It was only in the last couple of years that I knew “gentrification” was a bad word. Before, people were just “cleaning up” or “fixing up” a neighborhood. I rather think “gentrification” is a misnomer anyway — is someone who makes $25,000/yr and lives in a 2 bedroom apartment with a roommate a member of the gentry? Getting off track already. Anyone who has been in Brooklyn long enough knows there was something in the “hood” or the “barrio” before the riots and the fires and the crack. Somehow running the original residents out at knifepoint is okay, but when their grandchildren (or more likely, people who resemble their grandchildren) come back that’s oppression by The Man pushing us out of Our Neighborhood. Picking up trash in front of your house becomes an assault on brown skinned peoples everywhere. Wanting to eat something more than Church’s or alcapurrias raises the rents of the working poor.

I’m not even trying to play any race card — I know there are black and Puerto Rican hipsters, and there’s a white crackhead that hovers on my block every day.
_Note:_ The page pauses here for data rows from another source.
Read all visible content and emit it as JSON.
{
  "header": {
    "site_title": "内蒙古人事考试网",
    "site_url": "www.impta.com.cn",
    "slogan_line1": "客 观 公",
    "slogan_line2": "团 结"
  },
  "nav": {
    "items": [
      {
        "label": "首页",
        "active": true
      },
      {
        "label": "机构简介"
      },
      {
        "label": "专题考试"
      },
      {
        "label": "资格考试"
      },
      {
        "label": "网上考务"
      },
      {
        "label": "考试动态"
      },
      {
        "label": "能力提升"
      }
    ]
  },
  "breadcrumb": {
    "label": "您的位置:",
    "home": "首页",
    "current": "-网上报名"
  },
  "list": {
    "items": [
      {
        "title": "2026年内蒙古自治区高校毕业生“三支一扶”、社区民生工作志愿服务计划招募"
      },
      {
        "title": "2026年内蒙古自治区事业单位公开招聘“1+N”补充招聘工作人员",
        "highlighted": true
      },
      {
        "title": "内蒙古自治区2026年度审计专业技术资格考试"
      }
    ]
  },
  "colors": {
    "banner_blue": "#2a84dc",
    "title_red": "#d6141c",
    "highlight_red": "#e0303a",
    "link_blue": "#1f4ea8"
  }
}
But there’s no ignoring the stream of lily white hipsters swarming this hood in a wave that has not yet crested, and the wave of U-Hauls brimming with the possessions of Puerto Ricans and Mexicans on their way out of town…presumably to East New York? No idea. Don’t care. The point is, it’s become racially charged. It’s seen as a conspiracy — if you are white and you moved to Bushwick, you might as well be the KKK burning families out of town.

The point of this post is to point out something obvious to those who live here, but maybe not so obvious to those who don’t: Bushwick is changing, and faster than any of us ever thought. Is that a bad thing? Depends on the perspective, for sure. But before groupthink takes over and people start howling for “someone to do something,” remember this is at least the fourth time in a century that the demographics of Bushwick have changed. You’ll remember that when you see the old brewers’ mansions on Bushwick Avenue, or the handful of Italian-owned stores still in operation on Knickerbocker.

I’m sure it will annoy many that this is the first real post of this blog, but you gotta start somewhere, right? There will definitely be more on this subject so at the risk of writing a book, I’ll leave it here for now.